A/B Deployments
Overview
A/B deployments are a release process where a new deployment (the “candidate” or “B”) is gradually released to a subset of users alongside the existing deployment (the “production” or “A”). This controlled rollout helps validate the quality and performance of the new deployment before wider release.
Benefits
- Controlled Validation: Direct a small percentage of users to experience a new model, collecting both product and performance metrics before full rollout
- Traffic Management: Mitigate risks associated with traffic spikes to models that haven’t warmed up to full capacity
- Resource Optimization: Control the pace and capacity allocated to new models, helping manage resources during large migrations that would otherwise require nearly double the existing capacity
- Safety Net: Maintain an active fallback deployment in case issues arise with the new model
A/B rollouts provide a more manual but controlled approach compared to canary deployments.
Implementation Requirements
To implement A/B deployments with Baseten, you’ll need to create routing logic on your side that directs traffic to either deployment A (production) or B (candidate) based on a configurable threshold. Below are two approaches to implementing this routing logic.
Approach 1: Random Request Routing
This approach randomly routes each individual request to either deployment A or B based on a probability threshold.
Approach 2: Session-Based Routing
For use cases requiring consistency across multiple requests, session-based routing ensures all related requests go to the same deployment. This approach is particularly valuable for:
- Contextual Continuity: Essential for multi-turn conversations or chat sessions where context is built up over time
- User Experience Consistency: Prevents jarring changes in model behavior or quality mid-session
- Quality Evaluation: Simplifies A/B testing by ensuring entire user journeys can be attributed to a specific model version
- Context Window Efficiency: For models that maintain conversation history, keeping users on the same deployment prevents redundant context transmission and increases the chance of a cache hit
Session-Based Routing Considerations
- Distribution Variance: The actual traffic distribution may not exactly match your target percentage, especially when some sessions contain more “events” than other sessions.
- Consistency: Session IDs should consistently route to the same deployment even as you adjust the threshold, ensuring a session changes deployments at most once during the migration.
- Tracking: Record which deployment handled each request or session to facilitate analysis and troubleshooting.
- Entropy of Session ID: ensure the ID used for your session has sufficiently high entropy to ensure uniform distribution of requests across models. Standard UUIDs will work.
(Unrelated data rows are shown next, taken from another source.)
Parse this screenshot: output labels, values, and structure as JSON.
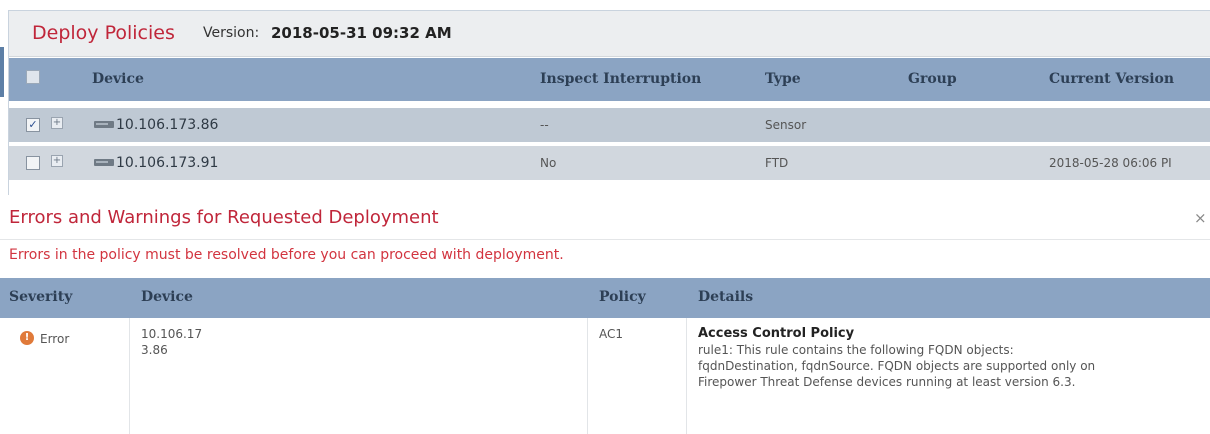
{
  "deploy": {
    "title": "Deploy Policies",
    "version_label": "Version:",
    "version_value": "2018-05-31 09:32 AM",
    "columns": [
      "Device",
      "Inspect Interruption",
      "Type",
      "Group",
      "Current Version"
    ],
    "rows": [
      {
        "checked": true,
        "check_glyph": "✓",
        "expand_glyph": "+",
        "device": "10.106.173.86",
        "inspect": "--",
        "type": "Sensor",
        "group": "",
        "current_version": ""
      },
      {
        "checked": false,
        "check_glyph": "",
        "expand_glyph": "+",
        "device": "10.106.173.91",
        "inspect": "No",
        "type": "FTD",
        "group": "",
        "current_version": "2018-05-28 06:06 PI"
      }
    ]
  },
  "errors": {
    "title": "Errors and Warnings for Requested Deployment",
    "close_glyph": "×",
    "message": "Errors in the policy must be resolved before you can proceed with deployment.",
    "columns": [
      "Severity",
      "Device",
      "Policy",
      "Details"
    ],
    "rows": [
      {
        "severity_icon": "!",
        "severity": "Error",
        "device_line1": "10.106.17",
        "device_line2": "3.86",
        "policy": "AC1",
        "details_title": "Access Control Policy",
        "details_line1": "rule1: This rule contains the following FQDN objects:",
        "details_line2": "fqdnDestination, fqdnSource. FQDN objects are supported only on",
        "details_line3": "Firepower Threat Defense devices running at least version 6.3."
      }
    ]
  },
  "colors": {
    "title_red": "#c0263a",
    "header_blue": "#8ba4c3",
    "error_orange": "#e07a3a"
  }
}
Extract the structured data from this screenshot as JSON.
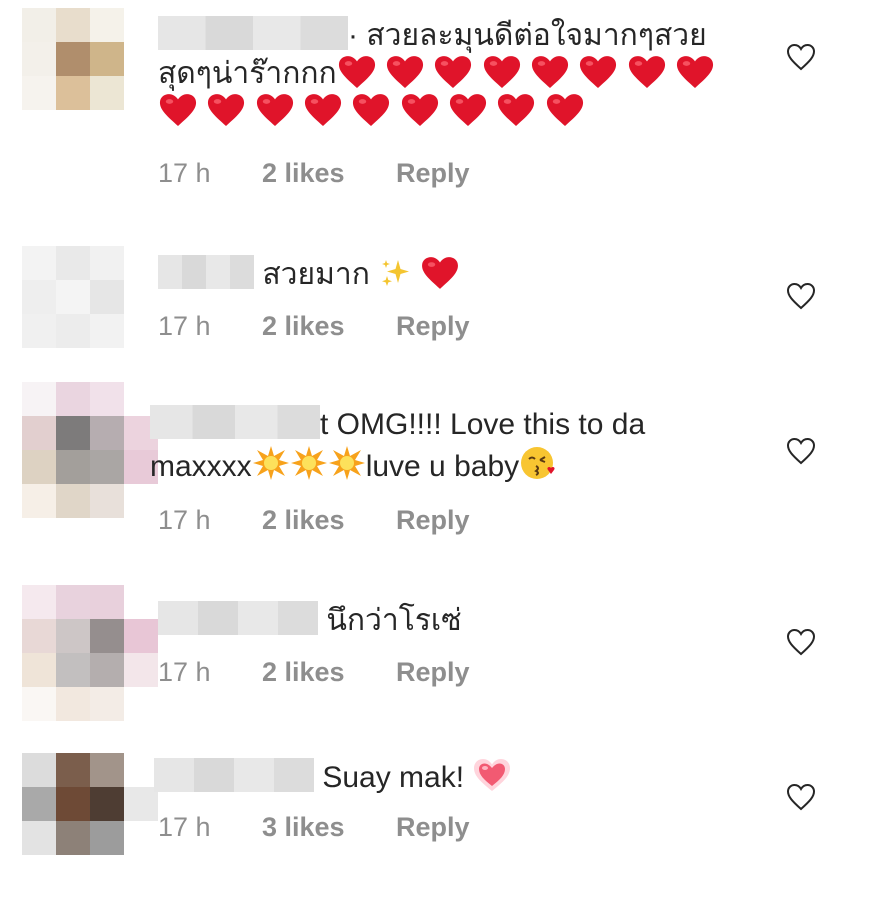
{
  "comments": [
    {
      "text_before": "· สวยละมุนดีต่อใจมากๆสวยสุดๆน่าร๊ากกก",
      "hearts": 17,
      "time": "17 h",
      "likes": "2 likes",
      "reply": "Reply"
    },
    {
      "text_before": "สวยมาก",
      "icons": [
        "sparkles-emoji",
        "red-heart-emoji"
      ],
      "time": "17 h",
      "likes": "2 likes",
      "reply": "Reply"
    },
    {
      "text_before": "t OMG!!!! Love this to da maxxxx",
      "text_after": "luve u baby",
      "icons": [
        "collision-emoji",
        "collision-emoji",
        "collision-emoji",
        "kissing-face-emoji"
      ],
      "time": "17 h",
      "likes": "2 likes",
      "reply": "Reply"
    },
    {
      "text_before": "นึกว่าโรเซ่",
      "time": "17 h",
      "likes": "2 likes",
      "reply": "Reply"
    },
    {
      "text_before": "Suay mak!",
      "icons": [
        "heart-emoji"
      ],
      "time": "17 h",
      "likes": "3 likes",
      "reply": "Reply"
    }
  ],
  "colors": {
    "meta": "#8e8e8e",
    "text": "#262626",
    "heart": "#e0142a"
  }
}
Baseten Release Process with A/B Deployments
Once you’ve added A/B support to your code, follow these steps to roll out a new deployment.
Prerequisite: You should already have an existing model with a production deployment on Baseten.
- Deploy the new model version: Ensure it doesn’t have environment-specific dependencies that would cause behavioral differences from your production model (unless intended).
- Configure your routing URLs:
- Deployment A (Production): Use the production environment alias
https://{model-id}.api.baseten.co/environments/production/predict
- Deployment B (Candidate): Use the specific deployment ID
https://{model-id}.api.baseten.co/deployment/{deployment-id}/predict
- Scale appropriately: Pre-scale deployment B to handle its expected traffic share. For example, if testing with 10% of traffic, set the minimum replica count to at least 10% of deployment A’s capacity.
- Activate A/B routing: Enable your routing logic and begin directing traffic to both deployments.
- Monitor performance: Track both quantitative metrics (through the Baseten Metrics dashboard) and qualitative results from your product (success rates, error rates, etc.).
- Manage capacity: As traffic shifts to deployment B, deployment A should auto-scale down if properly configured. This will free up capacity.
- Complete the migration: Repeat the process as many times as you’d like, gradually increasing the % of traffic routed to your candidate deployment. When ready to fully switch, simply promote deployment B to production within Baseten. At this point:
Both URLs will point to the same production environment (one via the production alias, and the other via the deployment ID)
Update the minimum/maximum replica count for your new production deployment to match your previous production environment values (or just let the system do this automatically during promotion)
Configure your routing to direct 100% of traffic to the production deployment using the production alias
By following this guide, you can safely and effectively roll out new model deployments while minimizing risk and optimizing resource usage.